A change in previously controlled hypertension (HTN) should prompt consideration of a secondary workup. An 81–year–old obese female, with history of HTN, hyperlipidemia, and anxiety, presented with refractory HTN. Her blood pressure (BP) had been well controlled with lorsartan and amlodipine for more than 15 years until she developed angioedema. Her HTN was subsequently controlled with amlodipine, hydrochlorothiazide and metoprolol for 5 years. A month ago, she developed dizziness. Physical examination was unremarkable except for BP of 231/95. She was admitted to the hospital for HTN urgency/refractory HTN. Despite the maximal dose of five different classes of anti–HTN medications, including a diuretic, the patient’s BP was persistently elevated. Her clinical course was further complicated by the development of fresh pulmonary edema (FPE) and NSTEMI. In view of her refractory HTN, a secondary HTN work–up was initiated. Urinalysis showed no protein/ blood and renal function was normal. Blood tests revealed normal serum catecholamines, TSH and spot random cortisol level. An overnight oximetry revealed no sleep apnea spells. She was found to have renin level of 20 (normal 2.9–10.8 ng/mL/hr) and aldosterone level of 25 (normal <20 ng/dL), but normal aldosterone/renin ratio. CTA of chest was performed to exclude pulmonary embolism, and revealed an incidental finding of 80% stenosis of the right renal artery, and a possible stenosis of the left renal artery.
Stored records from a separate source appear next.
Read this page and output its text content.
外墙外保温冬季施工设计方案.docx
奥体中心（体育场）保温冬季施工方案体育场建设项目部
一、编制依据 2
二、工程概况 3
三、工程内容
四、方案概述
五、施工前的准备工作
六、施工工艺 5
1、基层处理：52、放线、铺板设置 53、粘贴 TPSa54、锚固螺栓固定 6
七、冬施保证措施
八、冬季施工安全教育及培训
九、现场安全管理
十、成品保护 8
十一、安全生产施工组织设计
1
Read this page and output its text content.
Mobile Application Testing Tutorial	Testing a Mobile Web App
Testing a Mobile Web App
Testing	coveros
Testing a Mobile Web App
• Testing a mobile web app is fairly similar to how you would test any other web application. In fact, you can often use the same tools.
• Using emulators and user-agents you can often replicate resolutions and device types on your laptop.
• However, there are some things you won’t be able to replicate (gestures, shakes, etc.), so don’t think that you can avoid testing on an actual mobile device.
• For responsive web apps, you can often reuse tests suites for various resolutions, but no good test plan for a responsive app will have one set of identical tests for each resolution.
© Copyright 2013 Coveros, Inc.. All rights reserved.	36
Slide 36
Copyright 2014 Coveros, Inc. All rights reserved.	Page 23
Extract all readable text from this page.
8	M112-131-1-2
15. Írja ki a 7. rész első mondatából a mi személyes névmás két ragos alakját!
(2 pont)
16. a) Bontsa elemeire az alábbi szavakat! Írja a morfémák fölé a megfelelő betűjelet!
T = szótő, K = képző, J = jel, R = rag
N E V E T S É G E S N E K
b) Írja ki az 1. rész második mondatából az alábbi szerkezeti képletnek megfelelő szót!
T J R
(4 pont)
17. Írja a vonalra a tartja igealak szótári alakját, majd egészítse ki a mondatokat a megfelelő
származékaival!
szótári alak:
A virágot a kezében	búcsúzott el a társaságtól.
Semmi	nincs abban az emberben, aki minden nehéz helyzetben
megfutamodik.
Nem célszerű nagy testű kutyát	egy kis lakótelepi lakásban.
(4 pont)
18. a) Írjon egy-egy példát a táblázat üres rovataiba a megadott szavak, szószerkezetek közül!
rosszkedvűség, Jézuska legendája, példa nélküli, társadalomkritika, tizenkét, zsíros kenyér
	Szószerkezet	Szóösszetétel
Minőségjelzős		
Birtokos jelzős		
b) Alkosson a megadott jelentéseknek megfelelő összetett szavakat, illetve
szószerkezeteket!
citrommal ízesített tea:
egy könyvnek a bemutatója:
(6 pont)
She subsequently underwent bilateral renal artery angiogram which confirmed the diagnosis of bilateral renal artery stenosis (RAS). Re–vascularization and stent placement was performed successfully, which resulted in relieving of her cardio–pulmonary symptoms, successful BP control, and preserved renal function in the following 4 months.
50% of elderly patients with known CAD or HTN carry a diagnosis of atherosclerotic RAS. RAS may lead to hypertension and cardiac morbidity through elevated renin–angiotensin and aldosterone effects. Medical management and revascularization are the two major treatment options. Several randomized multi–center clinical studies failed to demonstrate superiority of interventional revascularization in comparison of medical management. However, certain subgroups of RAS patients may benefit more from revascularization, for instance, patients with bilateral RAS. Pickering syndrome (occurrence of FPE in patients with RAS, mostly bilateral) should be considered in the differential and may be a subgroup to benefit from intervention.
Here, we report a case of Pickering Syndrome of an elderly woman, who was managed successfully by renal artery revascularization and stent placement.